Cosa fare dunque per tutelare i propri risparmi? Investire. E come?
"Quando si tratta di investimenti invece le banche prima di tutto misurano la propensione al rischio dei propri clienti", spiega il responsabile investimenti. Stabilita la propensione al rischio, si può passare alla costruzione di un portafoglio, esponendosi sul mercato con obbligazioni o azioni.
"Le azioni sul medio lungo periodo sono sempre l’asset che dà di più", illustra Maccini. Infatti "se si osserva solo un’azione o un mercato azionario su un periodo di dieci anni si nota che c’è stato solo un decennio dove le azioni hanno dato un rendimento negativo ed era la crisi nel 1929". Da qui segue l'equazione: "più tempo ho davanti a me a disposizione e più rischio posso mettere nei miei portafogli".
"Passare dal risparmio all’investimento vuol dire ragionare sul medio-lungo termine", prosegue Sandro Maccini, proponendo in conclusione una metafora podistica: " Per noi l’investimento non è uno sprint, ma dev’essere una maratona".
Uno sguardo macroeconomico sull'inflazione crescente
L'inflazione galoppa. Europa e America hanno visto nell'ultimo anno crescere il tasso inflattivo su base annua fino all'8%. Un tasso decisamente troppo alto, rispetto all'obiettivo che si pongono le banche centrali di tutto il mondo, il cui tasso ideale si staglia "attorno al 2% nel medio termine". Sono le parole di Edoardo Beretta, professore titolare di Macroeconomia dell'USI.

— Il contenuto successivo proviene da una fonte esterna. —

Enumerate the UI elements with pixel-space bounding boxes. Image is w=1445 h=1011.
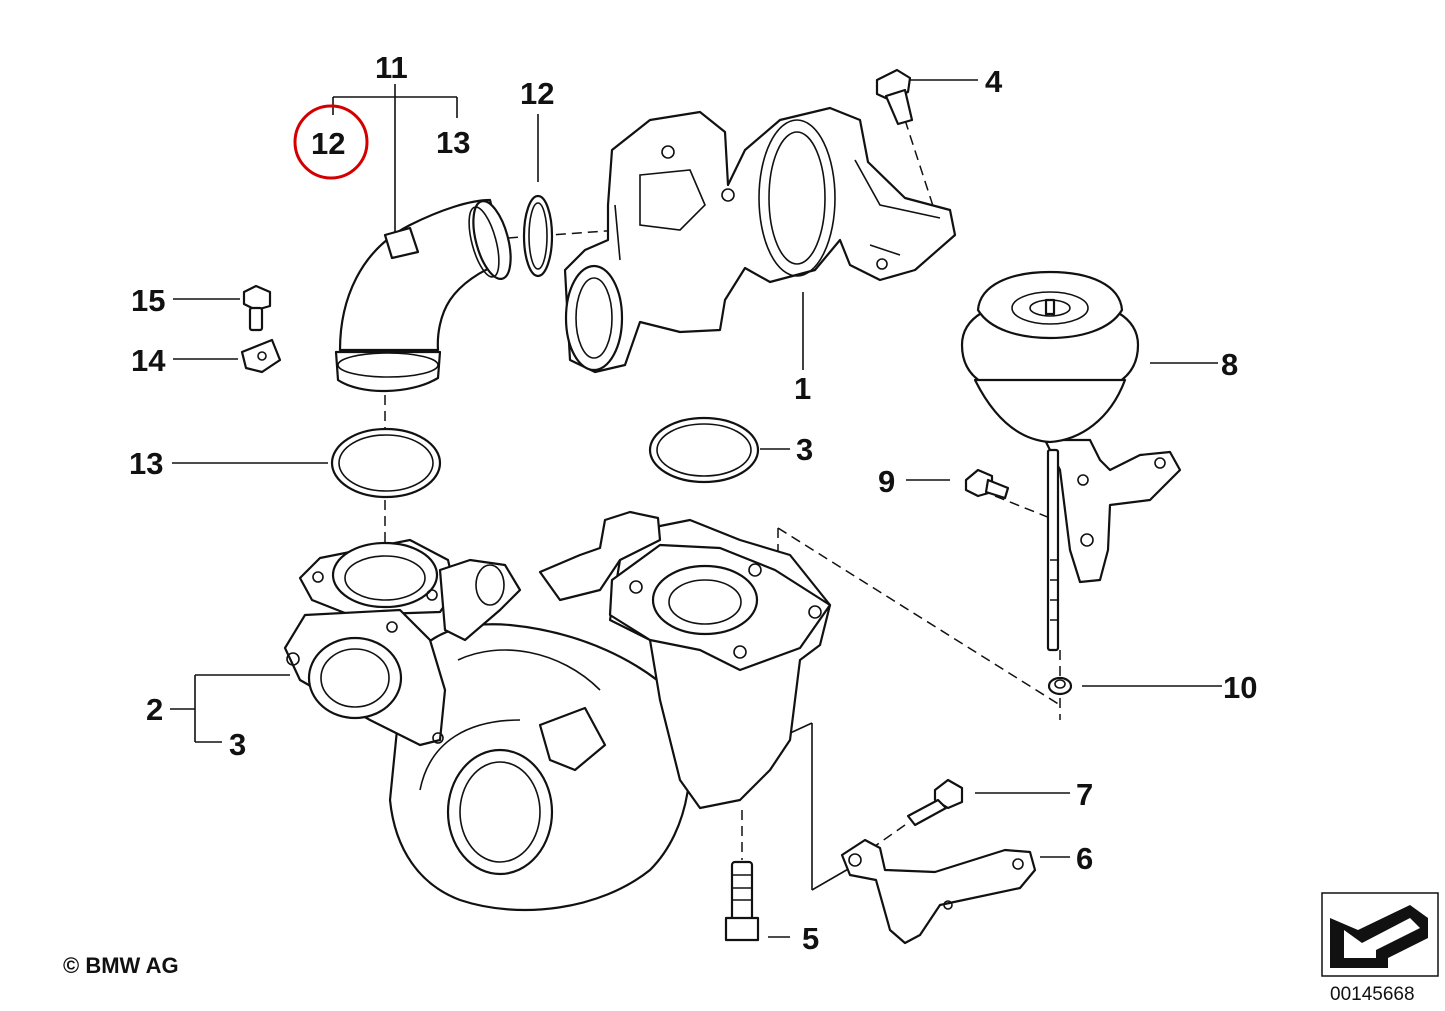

I tassi all'8% dunque, "sono dinamiche che devono essere corrette già nel breve termine, per evitare una spirale inflazionistica che, comunque, ha delle ripercussioni sul mercato dei beni reali".
E come fare a correggere l'inflazione? In verità gli strumenti a disposizione delle banche centrali non sono molti e quello proposto è un rialzo dei tassi di riferimento.
Andamento tassi di riferimento 2010-2023
Se il denaro costa di più, costa di più indebitarsi e si compra meno. La domanda scende. Un guaio per le imprese, che, in più, magari, devono rinunciare agli investimenti presenti o a pianificarne per il futuro. Senza contare lo stress già in atto per il sistema bancario causato dalla stretta monetaria. Dunque, questa cura potrebbe avere come controindicazione una recessione.
Attualmente le banche centrali stanno facendo un esercizio di equilibrio", spiega Beretta, "da un lato devono contrastare le fiammate inflazionistiche, che nessuno aveva previsto se non di fronte alla contingenza. Dall’altra una stretta monetaria, una stretta troppo rapida e vigorosa dei tassi di interesse, danneggia le economie domestiche e le imprese".
Un confronto tra tasso d'inflazione e tassi di riferimento
Considerando i parametri del tasso di inflazione e i conseguenti tassi di riferimento emessi dalle rispettive banche centrali, la Svizzera, nel confronto con Europa e Stati Uniti, appare come un’isola felice.
Diversi fattori hanno contribuito al livello inflattivo che si registra in Svizzera. Come ad esempio, "il livello già più alto dei prezzi rispetto a paesi dell’UE: i prezzi non possono aumentare sopra un certo ritmo di crescita, perché raggiungerebbero livelli ulteriormente troppo elevati".
La Confederazione inoltre "è protetta da un franco abbastanza forte", prosegue il professore, "quindi l’inflazione importata che deriva dall’import di beni e servizi dal resto del mondo viene attutita".
Per finire, conclude Edoardo Beretta, "la Svizzera è meno dipendente dalle dinamiche di approvvigionamento energetico", che le hanno permesso di subire in misura minore le turbolenze macroeconomiche globali.